Billionaire Quits Business to Better Fight Kremlin

Arm and Torso of Person in Brown Sweater Placing Paper Ballot into Ballot Box

(Moscow Times – themoscowtimes.com – Anatoly Medetsky – January 29, 2014) The only billionaire in the country at the head of a political party, Gleb Fetisov, has sold out of all his assets, showing his resolve to jostle for a greater role in current affairs.

Worth an estimated $1.9 billion, Fetisov let the word out about the move at a congress that his nascent Green Alliance-People’s Party held to take onboard a few prominent detractors of the Kremlin. The new members, such as the outspoken Gennady Gudkov, who was ousted from the State Duma after jumping on the back of street protests last winter and challenging the government, could create difficulties for the party going forward.

“Any businessman would be facing big risks in this situation,” said Alexei Makarkin, an analyst at the Center for Political Technologies, a consulting firm. “The party is moving toward a more oppositional stance.”

Gudkov and Fetisov will co-chair the new organization, called the People’s Political Party Green and Social Democratic Alliance, which incorporated Gudkov’s recently minted Social Democratic Party during the congress.

Fetisov’s selling spree began when he bid farewell to his small Moy Bank in November. A month later, he sold his prime asset, a 14.2-percent stake in Altimo, the telecoms arm of billionaire Mikhail Fridman’s Alfa Group, according to comments that he made on the sidelines of the party congress last week, the Russian edition of Forbes reported. Together with that stake, he also got rid of a 40 percent share in a partnership with a Chinese state company, a joint venture that owned 27,000 retail stores in China.

Fetisov admitted that he quit business because of the change in his views. “In his words, business holdings are an excellent target when you move into opposition,” Forbes said, paraphrasing Fetisov’s comments.

A spokesman for Fetisov declined to confirm the report directly, but said about Fetisov that “he has been giving all his attention to politics since November.”

Andrei Kochetkov, head of political research at the Fund for the Development of Civil Society, headed by a former chief of the Kremlin’s internal policy department, dismissed the notion that the government could crack down on a business if officials did not like the owner’s political rise. The Kremlin now favors political competition from “serious” parties, he said, suggesting that Fetisov simply unloaded flawed assets or, in announcing his departure from business, sought to “stir interest in his persona.”

Moy Bank is having difficulty servicing payments and has requested aid from the Central Bank, Vedomosti reported last week. Some of its influential private depositors, such as film director Nikita Mikhalkov and Kremlin economic advisor Sergei Glaziev, are lobbying for a bailout, the report said.

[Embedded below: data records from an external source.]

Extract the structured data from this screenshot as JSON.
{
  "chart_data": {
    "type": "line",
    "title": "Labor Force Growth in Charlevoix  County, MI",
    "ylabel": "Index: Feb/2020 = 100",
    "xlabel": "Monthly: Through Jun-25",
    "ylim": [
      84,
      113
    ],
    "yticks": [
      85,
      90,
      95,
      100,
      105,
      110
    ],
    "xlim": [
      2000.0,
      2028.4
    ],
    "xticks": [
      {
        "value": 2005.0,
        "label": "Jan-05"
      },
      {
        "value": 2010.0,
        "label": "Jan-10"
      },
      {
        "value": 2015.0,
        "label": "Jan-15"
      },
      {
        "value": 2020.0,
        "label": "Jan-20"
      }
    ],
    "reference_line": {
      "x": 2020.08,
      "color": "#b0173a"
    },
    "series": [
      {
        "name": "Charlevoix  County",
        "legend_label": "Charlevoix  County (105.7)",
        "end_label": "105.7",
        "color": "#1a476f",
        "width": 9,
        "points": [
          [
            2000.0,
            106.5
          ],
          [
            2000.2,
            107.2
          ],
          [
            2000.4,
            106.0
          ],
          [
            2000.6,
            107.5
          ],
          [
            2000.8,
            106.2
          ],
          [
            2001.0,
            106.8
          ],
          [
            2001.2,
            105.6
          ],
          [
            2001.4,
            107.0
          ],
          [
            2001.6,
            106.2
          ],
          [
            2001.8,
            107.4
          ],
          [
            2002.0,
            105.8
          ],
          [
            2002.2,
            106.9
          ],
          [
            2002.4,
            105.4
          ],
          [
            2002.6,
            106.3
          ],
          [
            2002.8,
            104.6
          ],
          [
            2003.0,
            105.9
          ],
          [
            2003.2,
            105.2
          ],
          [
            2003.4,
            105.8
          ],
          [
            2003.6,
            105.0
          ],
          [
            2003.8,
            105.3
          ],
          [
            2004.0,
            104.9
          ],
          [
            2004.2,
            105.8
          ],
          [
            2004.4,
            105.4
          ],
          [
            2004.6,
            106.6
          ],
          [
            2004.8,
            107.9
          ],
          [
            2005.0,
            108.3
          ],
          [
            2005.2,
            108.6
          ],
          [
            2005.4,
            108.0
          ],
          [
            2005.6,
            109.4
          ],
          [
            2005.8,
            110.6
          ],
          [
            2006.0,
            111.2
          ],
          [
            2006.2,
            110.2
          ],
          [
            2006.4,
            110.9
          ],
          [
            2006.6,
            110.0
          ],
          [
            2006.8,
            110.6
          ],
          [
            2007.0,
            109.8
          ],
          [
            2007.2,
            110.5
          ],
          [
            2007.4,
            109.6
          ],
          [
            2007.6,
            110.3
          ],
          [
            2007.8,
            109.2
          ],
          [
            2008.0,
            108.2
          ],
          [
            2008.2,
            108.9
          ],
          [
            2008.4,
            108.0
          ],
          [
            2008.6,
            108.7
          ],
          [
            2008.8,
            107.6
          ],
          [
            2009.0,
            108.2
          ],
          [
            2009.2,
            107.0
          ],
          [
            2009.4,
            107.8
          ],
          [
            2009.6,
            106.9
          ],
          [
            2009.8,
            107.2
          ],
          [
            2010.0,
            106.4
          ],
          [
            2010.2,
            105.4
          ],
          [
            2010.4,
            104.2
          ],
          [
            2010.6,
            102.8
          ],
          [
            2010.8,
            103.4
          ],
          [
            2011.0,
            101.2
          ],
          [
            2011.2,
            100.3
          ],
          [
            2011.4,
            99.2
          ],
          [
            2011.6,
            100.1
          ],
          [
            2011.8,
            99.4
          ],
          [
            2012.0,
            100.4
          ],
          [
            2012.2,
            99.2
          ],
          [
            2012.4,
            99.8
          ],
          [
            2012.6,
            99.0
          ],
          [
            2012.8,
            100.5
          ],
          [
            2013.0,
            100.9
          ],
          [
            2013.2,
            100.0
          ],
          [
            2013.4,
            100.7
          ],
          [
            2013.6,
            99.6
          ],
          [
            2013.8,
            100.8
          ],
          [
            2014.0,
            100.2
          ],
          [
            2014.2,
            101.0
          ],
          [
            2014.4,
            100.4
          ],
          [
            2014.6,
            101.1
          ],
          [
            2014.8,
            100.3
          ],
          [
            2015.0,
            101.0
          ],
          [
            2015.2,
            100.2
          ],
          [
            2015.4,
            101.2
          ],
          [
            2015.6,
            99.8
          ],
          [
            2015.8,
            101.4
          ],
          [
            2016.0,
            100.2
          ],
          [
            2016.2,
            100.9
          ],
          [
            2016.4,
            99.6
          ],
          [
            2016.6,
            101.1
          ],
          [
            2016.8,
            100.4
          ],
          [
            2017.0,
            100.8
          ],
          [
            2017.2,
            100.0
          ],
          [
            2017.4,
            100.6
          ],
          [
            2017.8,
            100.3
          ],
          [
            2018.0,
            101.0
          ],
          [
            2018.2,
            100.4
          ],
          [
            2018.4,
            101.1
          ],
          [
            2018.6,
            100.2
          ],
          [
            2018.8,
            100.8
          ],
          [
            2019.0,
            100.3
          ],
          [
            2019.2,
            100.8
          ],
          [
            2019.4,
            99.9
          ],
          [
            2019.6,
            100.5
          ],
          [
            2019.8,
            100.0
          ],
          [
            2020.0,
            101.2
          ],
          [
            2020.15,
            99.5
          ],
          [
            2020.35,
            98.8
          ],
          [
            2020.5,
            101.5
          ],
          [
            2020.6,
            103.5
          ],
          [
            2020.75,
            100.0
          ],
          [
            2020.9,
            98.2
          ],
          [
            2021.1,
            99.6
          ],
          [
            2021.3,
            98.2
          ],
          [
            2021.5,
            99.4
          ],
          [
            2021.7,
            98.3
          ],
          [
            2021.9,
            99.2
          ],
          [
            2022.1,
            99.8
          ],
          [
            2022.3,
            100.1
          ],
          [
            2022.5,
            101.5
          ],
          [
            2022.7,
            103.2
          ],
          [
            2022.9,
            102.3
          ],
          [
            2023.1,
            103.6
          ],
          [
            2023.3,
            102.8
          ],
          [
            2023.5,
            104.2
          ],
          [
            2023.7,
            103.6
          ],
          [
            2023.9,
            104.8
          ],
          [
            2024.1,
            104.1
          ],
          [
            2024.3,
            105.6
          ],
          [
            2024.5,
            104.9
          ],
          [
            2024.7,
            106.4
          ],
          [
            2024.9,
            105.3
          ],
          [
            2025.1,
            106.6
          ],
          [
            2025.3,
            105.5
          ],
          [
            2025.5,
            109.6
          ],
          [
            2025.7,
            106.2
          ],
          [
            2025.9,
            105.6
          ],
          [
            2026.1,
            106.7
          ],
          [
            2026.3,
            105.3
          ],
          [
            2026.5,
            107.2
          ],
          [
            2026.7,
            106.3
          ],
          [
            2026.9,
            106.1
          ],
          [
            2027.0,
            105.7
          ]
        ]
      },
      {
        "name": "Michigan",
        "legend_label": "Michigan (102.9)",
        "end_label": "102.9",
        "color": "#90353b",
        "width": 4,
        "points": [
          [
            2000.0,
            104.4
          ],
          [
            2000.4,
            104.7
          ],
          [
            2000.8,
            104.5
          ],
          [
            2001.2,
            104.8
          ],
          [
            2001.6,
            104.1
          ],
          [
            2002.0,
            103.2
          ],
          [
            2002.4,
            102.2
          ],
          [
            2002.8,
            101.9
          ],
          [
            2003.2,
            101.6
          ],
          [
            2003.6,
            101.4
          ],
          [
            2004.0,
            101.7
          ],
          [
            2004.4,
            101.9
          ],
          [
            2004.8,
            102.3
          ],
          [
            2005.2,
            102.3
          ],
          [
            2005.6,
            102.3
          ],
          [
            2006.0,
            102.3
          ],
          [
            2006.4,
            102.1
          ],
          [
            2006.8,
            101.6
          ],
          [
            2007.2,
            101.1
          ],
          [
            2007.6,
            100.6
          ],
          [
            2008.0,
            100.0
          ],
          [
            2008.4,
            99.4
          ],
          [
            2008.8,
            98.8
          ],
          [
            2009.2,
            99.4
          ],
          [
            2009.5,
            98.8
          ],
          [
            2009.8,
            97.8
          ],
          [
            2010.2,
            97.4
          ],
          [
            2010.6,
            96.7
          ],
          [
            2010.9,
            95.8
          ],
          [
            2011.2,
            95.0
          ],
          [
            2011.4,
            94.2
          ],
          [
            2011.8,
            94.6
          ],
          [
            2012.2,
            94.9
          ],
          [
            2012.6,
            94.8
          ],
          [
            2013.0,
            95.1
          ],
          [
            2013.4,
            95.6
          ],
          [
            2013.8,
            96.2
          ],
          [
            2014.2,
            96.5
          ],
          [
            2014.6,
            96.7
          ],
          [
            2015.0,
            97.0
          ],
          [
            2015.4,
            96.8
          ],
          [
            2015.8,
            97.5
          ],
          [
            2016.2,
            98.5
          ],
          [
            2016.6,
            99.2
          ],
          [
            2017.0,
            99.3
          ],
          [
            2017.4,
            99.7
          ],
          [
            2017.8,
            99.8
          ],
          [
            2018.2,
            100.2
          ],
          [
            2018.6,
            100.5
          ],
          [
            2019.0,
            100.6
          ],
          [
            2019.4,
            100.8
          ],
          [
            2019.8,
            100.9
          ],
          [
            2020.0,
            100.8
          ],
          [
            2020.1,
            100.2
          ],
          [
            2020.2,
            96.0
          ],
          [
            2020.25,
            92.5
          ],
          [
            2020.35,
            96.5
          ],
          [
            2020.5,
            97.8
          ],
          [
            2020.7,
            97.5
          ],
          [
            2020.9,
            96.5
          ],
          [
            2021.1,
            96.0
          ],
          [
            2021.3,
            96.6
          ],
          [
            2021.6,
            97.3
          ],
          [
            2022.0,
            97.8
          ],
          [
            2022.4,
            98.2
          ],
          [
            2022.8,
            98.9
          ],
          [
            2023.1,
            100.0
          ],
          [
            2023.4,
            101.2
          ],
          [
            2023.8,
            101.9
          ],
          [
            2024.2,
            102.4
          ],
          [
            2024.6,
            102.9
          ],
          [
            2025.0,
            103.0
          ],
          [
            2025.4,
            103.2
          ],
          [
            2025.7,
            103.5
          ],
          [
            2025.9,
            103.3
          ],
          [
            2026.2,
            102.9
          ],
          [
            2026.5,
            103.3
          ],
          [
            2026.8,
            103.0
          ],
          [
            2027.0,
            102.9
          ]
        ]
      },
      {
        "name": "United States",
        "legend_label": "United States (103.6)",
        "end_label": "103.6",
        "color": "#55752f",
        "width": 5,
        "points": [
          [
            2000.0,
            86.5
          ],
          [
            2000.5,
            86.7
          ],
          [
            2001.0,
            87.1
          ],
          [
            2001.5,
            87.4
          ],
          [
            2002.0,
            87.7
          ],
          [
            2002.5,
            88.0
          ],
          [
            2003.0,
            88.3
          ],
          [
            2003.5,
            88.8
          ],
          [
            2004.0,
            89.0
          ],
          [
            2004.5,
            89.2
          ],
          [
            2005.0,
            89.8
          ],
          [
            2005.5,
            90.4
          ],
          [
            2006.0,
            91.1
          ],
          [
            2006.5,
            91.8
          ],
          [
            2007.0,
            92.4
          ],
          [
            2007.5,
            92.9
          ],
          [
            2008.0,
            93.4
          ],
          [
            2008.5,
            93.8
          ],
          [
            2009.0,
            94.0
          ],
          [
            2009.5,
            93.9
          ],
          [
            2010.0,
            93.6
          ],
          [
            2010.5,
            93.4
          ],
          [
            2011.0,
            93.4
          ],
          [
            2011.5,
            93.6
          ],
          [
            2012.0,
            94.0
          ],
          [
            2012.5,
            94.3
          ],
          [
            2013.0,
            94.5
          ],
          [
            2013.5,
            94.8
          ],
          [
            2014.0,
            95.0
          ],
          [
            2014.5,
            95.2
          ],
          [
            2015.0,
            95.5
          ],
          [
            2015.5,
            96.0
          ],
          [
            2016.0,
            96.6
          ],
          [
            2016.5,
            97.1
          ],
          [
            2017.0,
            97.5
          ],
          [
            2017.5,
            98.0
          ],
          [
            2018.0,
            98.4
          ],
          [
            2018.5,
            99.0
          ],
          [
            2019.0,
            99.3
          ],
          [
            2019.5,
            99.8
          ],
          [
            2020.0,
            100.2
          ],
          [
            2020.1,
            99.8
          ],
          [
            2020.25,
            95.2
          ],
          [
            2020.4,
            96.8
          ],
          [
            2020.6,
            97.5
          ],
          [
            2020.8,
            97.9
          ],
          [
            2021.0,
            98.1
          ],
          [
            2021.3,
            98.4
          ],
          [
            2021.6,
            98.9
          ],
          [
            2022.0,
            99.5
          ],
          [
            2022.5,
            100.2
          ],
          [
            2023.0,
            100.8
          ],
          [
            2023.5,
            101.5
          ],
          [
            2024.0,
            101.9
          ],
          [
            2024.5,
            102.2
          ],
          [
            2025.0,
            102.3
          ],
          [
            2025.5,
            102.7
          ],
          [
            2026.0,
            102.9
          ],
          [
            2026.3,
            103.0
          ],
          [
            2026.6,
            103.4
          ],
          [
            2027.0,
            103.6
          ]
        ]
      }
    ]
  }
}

In stepping up his involvement in politics and distancing himself from the world of profits and losses, Fetisov is moving down an avenue that his fellow billionaire Mikhail Prokhorov appears to be backing out of. Prokhorov sat on a huge pile of cash when he founded the liberal Civil Platform political party in 2012. He recently stepped down as party chairman and bought an expensive stake in Uralkali, a major producer of fertilizers, following what Makarkin described as unsuccessful regional campaigns in elections in September.

“While Prokhorov is being disappointed in politics, Fetisov is more optimistic,” Makarkin said.

Unlike Prokhorov, the other billionaire did not make his fortune buying out assets from the state on the cheap. Fetisov received his crown-jewel asset, the Altimo stake, in the course of his work building the telecoms giant, which includes 48 percent in mobile phone operator VimpelCom. In an October interview with The Moscow Times, he recalled his work as a court-appointed manager to bring back to life an alumina refinery in a remote Siberian town, where people were “genuinely hungry” because the town’s main employer shut down.

“I realized one thing after that stage in my life: There are no unmanageable tasks in business and social development,” he said in the interview.

While Fetisov’s party won a handful of seats in regional legislatures across the country in September, he stumbled in his personal electoral runs. He did not make it onto the ballot for the Moscow mayoral election in September because he did not muster enough votes from municipal lawmakers, a condition for mounting a campaign. He came in third, with 11 percent, in the October race for the mayor of Tomsk, in Siberia.

“It is not bad for a candidate who runs for the first time and in an unfamiliar region,” Makarkin said. “But it is not so good for a billionaire with ambitions.”

Perhaps realizing the challenge, Fetisov is enlisting to the cause of promoting the party’s more colorful and experienced political leaders, such as Gudkov. The elections to the Moscow City Duma, which are to take place some time before the end of September, could serve as a litmus test for the party’s reinforcement.